O diferencial das “live streaming de sexo” seria, justamente, a perspectiva de que aquilo acontece naquele instante, ao vivo, agregando a possibilidade de uma interação que amplificaria a sensação de aquele sexo é “real”, embora performado para a câmera. Além disso, haveria o fato de “as pessoas não serem profissionais do pornô”.

“Ao ver corpos normais, que têm pelo, gordura, em que as pessoas têm dificuldade para realizar uma determinada posição sexual, quem está assistindo acaba tendo uma percepção de proximidade e pertencimento maior”, afirma Bruna. Treinar fantasias sexuais, liberar fetiches e ampliar o repertório seriam outros motivos. Por fim, ela salienta a curiosidade.

“Sempre houve interesse pelo assunto, as pessoas querem ver, observar as outras fazendo sexo, e, no caso das ‘live streaming de sexo’, pode ser até o seu vizinho”, diz. Enquanto a pornografia ficou historicamente associada à masturbação e serviu para preencher “uma lacuna que existe na educação sexual na nossa sociedade”, Bruna pondera que as live streaming “podem estar num outro lugar”.

“É como você estar passando na rua e ter acesso aos bastidores de uma cena que está sendo gravada, enquanto, pela TV, o que você vai assistir foi montado”, compara. Já para quem toma a cena das “live streaming de sexo”, a sexóloga aposta tanto no desejo de se exibir quanto na necessidade financeira.

“Assim como os áudios e contos eróticos, pode ser uma modalidade de entretenimento adulto, em que as pessoas podem satisfazer fantasias e experimentar a sexualidade sem precisar sair de casa, colocando o sexo num lugar menos inacessível que o dos pornôs montados”, arremata.
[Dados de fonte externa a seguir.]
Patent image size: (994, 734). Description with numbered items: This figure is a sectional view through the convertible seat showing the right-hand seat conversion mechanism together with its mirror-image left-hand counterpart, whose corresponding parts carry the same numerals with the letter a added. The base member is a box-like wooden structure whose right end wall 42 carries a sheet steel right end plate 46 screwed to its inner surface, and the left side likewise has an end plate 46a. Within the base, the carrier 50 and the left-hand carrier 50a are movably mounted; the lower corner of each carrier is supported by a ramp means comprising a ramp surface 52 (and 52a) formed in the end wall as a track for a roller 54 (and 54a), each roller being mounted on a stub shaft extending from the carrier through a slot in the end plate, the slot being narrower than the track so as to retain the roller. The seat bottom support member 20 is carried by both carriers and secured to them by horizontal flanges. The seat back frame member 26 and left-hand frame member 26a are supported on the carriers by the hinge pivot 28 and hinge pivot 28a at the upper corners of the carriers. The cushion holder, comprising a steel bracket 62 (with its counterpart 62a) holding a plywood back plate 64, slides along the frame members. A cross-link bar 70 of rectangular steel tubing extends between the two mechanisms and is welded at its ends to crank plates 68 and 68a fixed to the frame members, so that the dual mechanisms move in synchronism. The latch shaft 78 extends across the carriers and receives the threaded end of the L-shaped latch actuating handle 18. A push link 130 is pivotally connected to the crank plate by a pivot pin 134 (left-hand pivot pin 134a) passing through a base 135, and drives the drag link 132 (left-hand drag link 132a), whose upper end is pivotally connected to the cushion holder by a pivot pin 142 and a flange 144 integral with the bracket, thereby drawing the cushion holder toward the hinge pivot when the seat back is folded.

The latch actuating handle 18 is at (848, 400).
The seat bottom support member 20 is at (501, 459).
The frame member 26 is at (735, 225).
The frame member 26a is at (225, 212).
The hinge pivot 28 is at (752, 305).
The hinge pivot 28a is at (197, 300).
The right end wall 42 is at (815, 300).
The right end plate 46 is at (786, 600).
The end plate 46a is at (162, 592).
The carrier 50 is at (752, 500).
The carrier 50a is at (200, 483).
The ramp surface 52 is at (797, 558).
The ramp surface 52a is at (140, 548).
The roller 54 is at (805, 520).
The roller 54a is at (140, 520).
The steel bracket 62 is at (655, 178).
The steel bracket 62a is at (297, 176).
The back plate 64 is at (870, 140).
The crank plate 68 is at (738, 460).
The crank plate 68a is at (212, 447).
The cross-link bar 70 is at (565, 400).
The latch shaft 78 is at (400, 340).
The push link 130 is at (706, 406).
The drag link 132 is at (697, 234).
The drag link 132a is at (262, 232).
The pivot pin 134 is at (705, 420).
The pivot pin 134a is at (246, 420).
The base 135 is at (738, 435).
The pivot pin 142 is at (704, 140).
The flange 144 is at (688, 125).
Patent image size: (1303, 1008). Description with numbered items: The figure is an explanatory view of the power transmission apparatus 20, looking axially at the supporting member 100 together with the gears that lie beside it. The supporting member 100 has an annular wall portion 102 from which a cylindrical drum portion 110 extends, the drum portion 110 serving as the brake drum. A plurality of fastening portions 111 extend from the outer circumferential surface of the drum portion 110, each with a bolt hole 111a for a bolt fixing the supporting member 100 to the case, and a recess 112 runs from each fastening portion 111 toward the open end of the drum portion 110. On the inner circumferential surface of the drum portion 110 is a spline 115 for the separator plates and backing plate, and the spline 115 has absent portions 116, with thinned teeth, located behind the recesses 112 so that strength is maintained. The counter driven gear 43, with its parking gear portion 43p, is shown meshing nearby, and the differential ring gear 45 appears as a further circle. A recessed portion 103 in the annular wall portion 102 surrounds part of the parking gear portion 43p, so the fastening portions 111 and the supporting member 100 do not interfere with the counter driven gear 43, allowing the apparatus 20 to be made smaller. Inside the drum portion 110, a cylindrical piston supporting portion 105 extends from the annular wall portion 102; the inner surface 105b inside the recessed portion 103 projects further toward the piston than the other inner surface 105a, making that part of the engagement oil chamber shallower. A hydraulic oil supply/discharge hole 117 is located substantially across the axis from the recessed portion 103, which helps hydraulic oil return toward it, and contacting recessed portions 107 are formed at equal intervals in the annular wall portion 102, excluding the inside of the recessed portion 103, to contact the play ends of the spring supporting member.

Redes sociais e monetização alteram relação com o sexo

De acordo com a sexóloga Bruna Belo, os relacionamentos amorosos e sexuais enfrentam um paradoxo na contemporaneidade. Ao passo em que parte da sociedade experimenta uma maior permissividade e liberdade para se falar de sexo, com filmes e séries que abordam, por exemplo, relações não-monogâmicas, e sex shops que não precisam mais se esconder em ruas pouco movimentadas, a outra parte mantém o tema como tabu, numa espécie de “reação conservadora aos avanços da sociedade”, avalia Bruna.

Ela traça uma linha histórica para provar seu ponto. “Antigamente, o matrimônio era baseado no dote, não havia a ideia de amor, que, depois, passou a imperar. Hoje, as novas gerações pensam o casamento de outra forma, em que não precisa haver, necessariamente, uma exclusividade amorosa e sexual”, pontua.

Por outro lado, há o fenômeno de jovens mulheres que resolveram resgatar os ideais da década de 1960, trajando vestidos com bolinhas pretas e acordando às 4h da manhã, a fim de preparar um bolo para o marido. “Somos influenciados por tudo que a gente vê, lê, consome. As bolhas e os algoritmos certamente nos influenciam. Muitas pessoas dessa geração vivem nas redes sociais como se aquilo fosse a vida real delas…”, alerta a especialista.

A criação de novos códigos, como mandar a imagem do foguinho pelo Instagram, curtir fotos antigas ou comentar stories forneceriam a senha sobre o interesse afetivo e sexual. Com o sexo cada vez mais presente no ambiente virtual, o risco das “live streaming de sexo”, segundo Bruna, é, justamente, o de transformar o prazer em mero produto. “Quando o seu hobby de fazer crochê vira trabalho, a coisa muda de figura. É lógico que trabalhar com o que gosta é melhor, mas todo mundo prefere estar de férias do que trabalhando”, exemplifica a sexóloga.

No caso das “live streaming de sexo”, ela avalia que é necessário que o casal tenha “muita maturidade”. “Ao invés de ir pela lógica do prazer, o perigo é o sexo virar obrigação, performance, caindo em um lugar estereotipado que tentamos tirar há tempos”, diz Bruna, que também cita o combate aos crimes virtuais como essencial. “É fundamental que haja regulamentação, restrição de idades, e diretrizes dos sites que divulgam essas ‘live streaming de sexo’…”, finaliza.